После школы или во время каникул мы слонялись по детскому дому. Мальчишки грызлись между собой, дрались, ломали все, что под руку подвернется, убегали и отчаянно вопили, когда их приволакивали назад. Девочки уходили в себя, становились тихими и замкнутыми. И все время что-нибудь мастерили. В ход шло все подряд: хлам, выуженный из мусорного бака, старая одежда на выброс. Мы плели коврики, клеили коробочки, вязали шнурки, кукол, браслеты и амулетики. Мы рисовали картинки и готовили подарки, притворяясь, будто для родителей. Только к тому времени мы уже забыли, что такое родители.
И мы постоянно ждали: что-то произойдет.
А потом появилась она. Девочка, которая изменила мою жизнь.
В доме было затишье. «Новых клиентов нет», — шутила мисс Мэддокс, когда неделями у нас ничего не происходило.
Но однажды я ненароком набрела на девочку — она обмочилась, стояла в луже и плакала. Кроме грязной майки на ней ничего не было, а на голой попке горел отпечаток взрослой пятерни.
Мне было почти тринадцать, а можно было дать года на два больше.

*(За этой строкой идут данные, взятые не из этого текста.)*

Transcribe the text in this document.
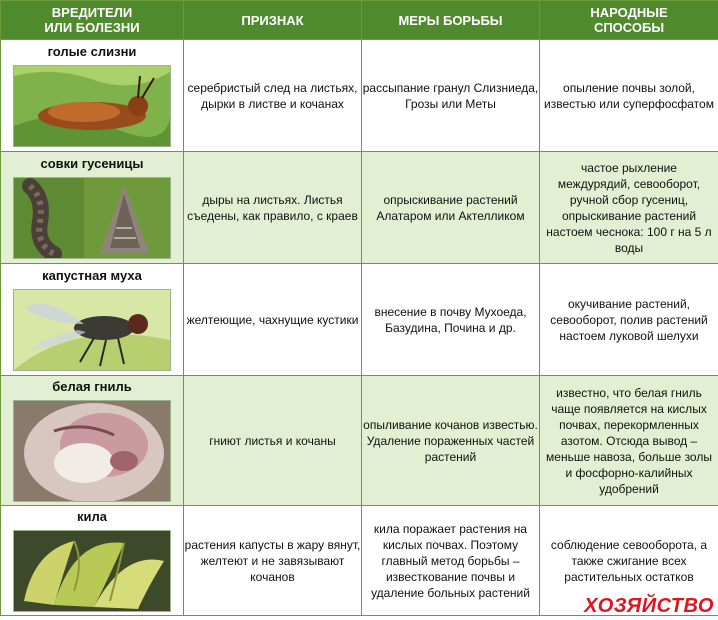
ВРЕДИТЕЛИ
ИЛИ БОЛЕЗНИ	ПРИЗНАК	МЕРЫ БОРЬБЫ	НАРОДНЫЕ
СПОСОБЫ

голые слизни	серебристый след на листьях, дырки в листве и кочанах	рассыпание гранул Слизниеда, Грозы или Меты	опыление почвы золой, известью или суперфосфатом

совки гусеницы	дыры на листьях. Листья съедены, как правило, с краев	опрыскивание растений Алатаром или Актелликом	частое рыхление междурядий, севооборот, ручной сбор гусениц, опрыскивание растений настоем чеснока: 100 г на 5 л воды

капустная муха	желтеющие, чахнущие кустики	внесение в почву Мухоеда, Базудина, Почина и др.	окучивание растений, севооборот, полив растений настоем луковой шелухи

белая гниль	гниют листья и кочаны	опыливание кочанов известью. Удаление пораженных частей растений	известно, что белая гниль чаще появляется на кислых почвах, перекормленных азотом. Отсюда вывод – меньше навоза, больше золы и фосфорно-калийных удобрений

кила	растения капусты в жару вянут, желтеют и не завязывают кочанов	кила поражает растения на кислых почвах. Поэтому главный метод борьбы – известкование почвы и удаление больных растений	соблюдение севооборота, а также сжигание всех растительных остатков
ХОЗЯЙСТВО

Я выросла изо всех своих вещей, ростом была уже со взрослую женщину, а носила платья десятилетней девочки. Наткнувшись на нее, по ее несчастному выражению я поняла, что она приняла меня за воспитательницу — за одну из них. Ей, должно быть, казалось, что мне лет сто.
Она стояла в темном коридоре с сотней непонятных дверей и тянула ко мне ручки — чтобы я взяла ее. Отчаянная попытка хоть в ком-то найти любовь.
— Привет, — сказала я и присела перед ней.
Девочке было года три, не больше. Она робко обхватила меня за шею, пунцовое от долгого плача личико наморщилось. Ей хотелось ощутить тепло другого человека, убедиться, что она не одна. Эта малышка следовала велению своего инстинкта. Чтобы выжить, ей нужен был кто-то, кто станет ее любить.
— Как тебя зовут?
Она уткнулась мне в плечо, всхлипывая и икая при каждом вздохе.
— Бетси, — прошептала она.
В нос ударил омерзительный запах мочи.
— А я Эва. Ты новенькая?
Я ничего такого не слыхала, хотя уже достаточно прожила здесь и знала, как это бывает. Кто-нибудь углядит на аллее машину социального работника, и новость — еще кого-то привезли! — мгновенно облетит весь дом. Взбудораженная толпа соберется у высоких старинных дверей, прилипнет к окну, поджидая свежую «добычу». Потом заулюлюкают, засвистят противно, станут плясать вокруг новенького, дергать и пихать, пока у воспитателя не лопнет терпение и он всех не разгонит. А я всегда стояла в стороне, приглядываясь к новичку, а потом мчалась в спальню защищать свои пожитки.
Девочка лизнула меня в шею. Я отодвинула ее и придержала на расстоянии вытянутой руки.
— Тебя откуда привезли? — Я пододвинула ее к свету маленького окошка под потолком. Она не отвечала. — Ты умеешь разговаривать?
Из-под золотистых кудрей, грязных и наверняка полных вшей, на меня тупо смотрели огромные голубые глазищи. Потом она задрала подол майки и принялась его сосать. Она была голодная.